An accidental revolutionary, when jeered at, snaps back "ghar mein Mao-Lenin naa hai ke?" instead of bringing up mothers and sisters. Mandola's profanity sounds coarse but is technically innocent, his most colourful bit of cussing --"uski toh Ma ka papad sadega" -- merely sounding dirty.
And in one exceptional scene, when Mandola evocatively outlines his vision of farms turning into shopping malls, he kicks things off with brutal lyricism, by saying this dream has been clawing at the back of his eyelids.
There is much detail to cherish, crammed lovingly between the lines. The flighty Bijli, unsure of herself -- alternating one minute and direct the next, if I may -- is told she has cobwebs inside her. Her father, meanwhile, is a feudal oppressor with his greatest weakness inside him, his moat literally inside his castle.
Fateful rain comes from the sky soon after people from an African tribe dance exuberantly around a fire, perhaps inadvertently willing it. And a father shoves his errant daughter ahead of him, as if making her walk the plank.
Bhardwaj's influence is clear, and, as always, saluted. The brass band in the film is called the Kusturi-ca Brass Band, and while the Serbian master Emir Kusturica is known for his chimerical surrealism, Matru appears simpler and less fluid, perhaps due to its need to adhere to a familiar dramatic narrative.
In that Bhardwaj's film appears closer to one of the loonier Coen Brothers films, or even, ah yes, a PG Wodehouse plot by way of Jim Jarmusch. It would be depressingly bleak if it wasn't as spontaneously fun.
Imran isn't ideal but looks the part and manages to get by, and Anushka -- while stumbling on some of the stranger lines -- is great in a couple of scenes near the climax. Arya Babbar, in a Reggie Mantle like clean-shaven idiot role, is pretty decent and Azmi's reliably good, especially when armed with a scary soliloquy.

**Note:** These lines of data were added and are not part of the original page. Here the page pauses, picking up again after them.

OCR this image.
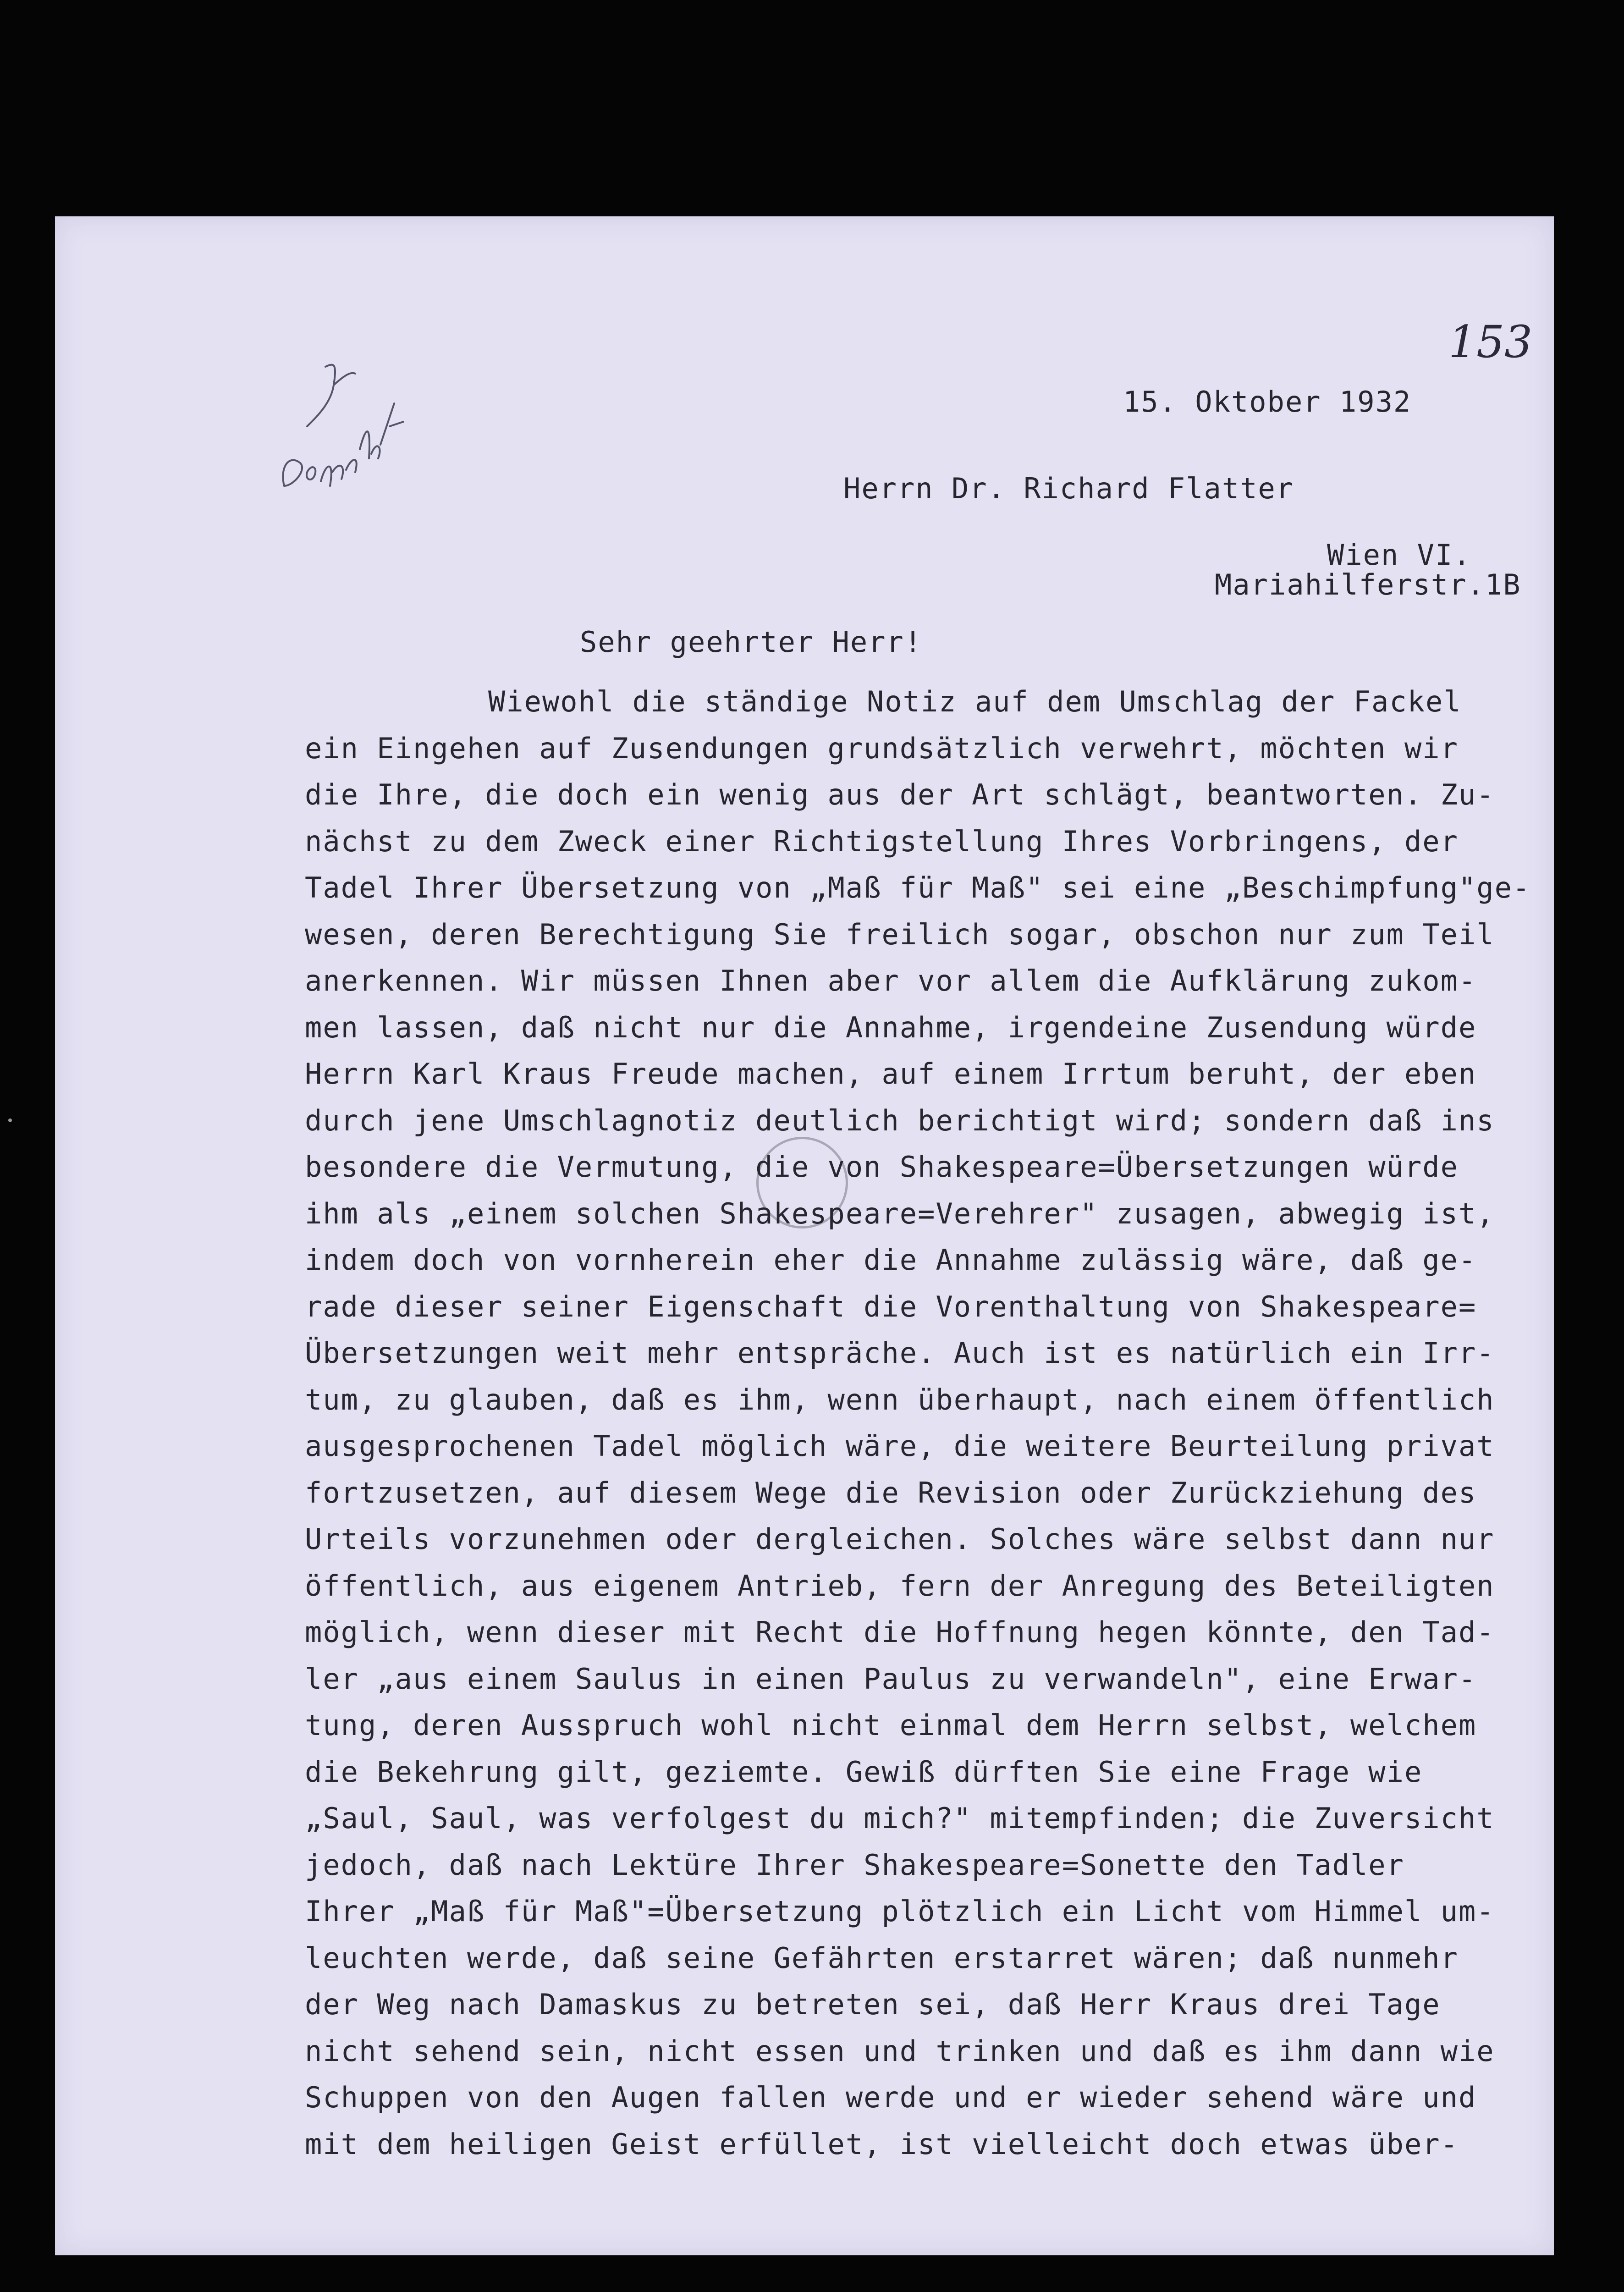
153
15. Oktober 1932
Herrn Dr. Richard Flatter
Wien VI.
Mariahilferstr.1B
Sehr geehrter Herr!
Wiewohl die ständige Notiz auf dem Umschlag der Fackel
ein Eingehen auf Zusendungen grundsätzlich verwehrt, möchten wir
die Ihre, die doch ein wenig aus der Art schlägt, beantworten. Zu-
nächst zu dem Zweck einer Richtigstellung Ihres Vorbringens, der
Tadel Ihrer Übersetzung von „Maß für Maß" sei eine „Beschimpfung"ge-
wesen, deren Berechtigung Sie freilich sogar, obschon nur zum Teil
anerkennen. Wir müssen Ihnen aber vor allem die Aufklärung zukom-
men lassen, daß nicht nur die Annahme, irgendeine Zusendung würde
Herrn Karl Kraus Freude machen, auf einem Irrtum beruht, der eben
durch jene Umschlagnotiz deutlich berichtigt wird; sondern daß ins
besondere die Vermutung, die von Shakespeare=Übersetzungen würde
ihm als „einem solchen Shakespeare=Verehrer" zusagen, abwegig ist,
indem doch von vornherein eher die Annahme zulässig wäre, daß ge-
rade dieser seiner Eigenschaft die Vorenthaltung von Shakespeare=
Übersetzungen weit mehr entspräche. Auch ist es natürlich ein Irr-
tum, zu glauben, daß es ihm, wenn überhaupt, nach einem öffentlich
ausgesprochenen Tadel möglich wäre, die weitere Beurteilung privat
fortzusetzen, auf diesem Wege die Revision oder Zurückziehung des
Urteils vorzunehmen oder dergleichen. Solches wäre selbst dann nur
öffentlich, aus eigenem Antrieb, fern der Anregung des Beteiligten
möglich, wenn dieser mit Recht die Hoffnung hegen könnte, den Tad-
ler „aus einem Saulus in einen Paulus zu verwandeln", eine Erwar-
tung, deren Ausspruch wohl nicht einmal dem Herrn selbst, welchem
die Bekehrung gilt, geziemte. Gewiß dürften Sie eine Frage wie
„Saul, Saul, was verfolgest du mich?" mitempfinden; die Zuversicht
jedoch, daß nach Lektüre Ihrer Shakespeare=Sonette den Tadler
Ihrer „Maß für Maß"=Übersetzung plötzlich ein Licht vom Himmel um-
leuchten werde, daß seine Gefährten erstarret wären; daß nunmehr
der Weg nach Damaskus zu betreten sei, daß Herr Kraus drei Tage
nicht sehend sein, nicht essen und trinken und daß es ihm dann wie
Schuppen von den Augen fallen werde und er wieder sehend wäre und
mit dem heiligen Geist erfüllet, ist vielleicht doch etwas über-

But make no mistake, this is a one-actor show, giving the greatest thespian in our country another delightfully odd space. Pankaj Kapur is the best we've had, and -- as he hallucinates, as he rouses the people, as he steels himself -- this is all a reminder of that.
Even the way he gigglingly insists on giving a man who calls himself Mao the bottle with his Left hand.
Laced with both acid and arsenic, Matru Ki Bijlee Ka Mandola isn't everyone's cup of tea. It takes a while to get into its groove, but changes gears with spectacular finesse after that.
And no matter the slight niggles: this is a film that goes far out on a limb, and gives us both bedlam and nuances, enough to warrant repeated viewings. And more than enough to love. Oh boy oh boy indeed.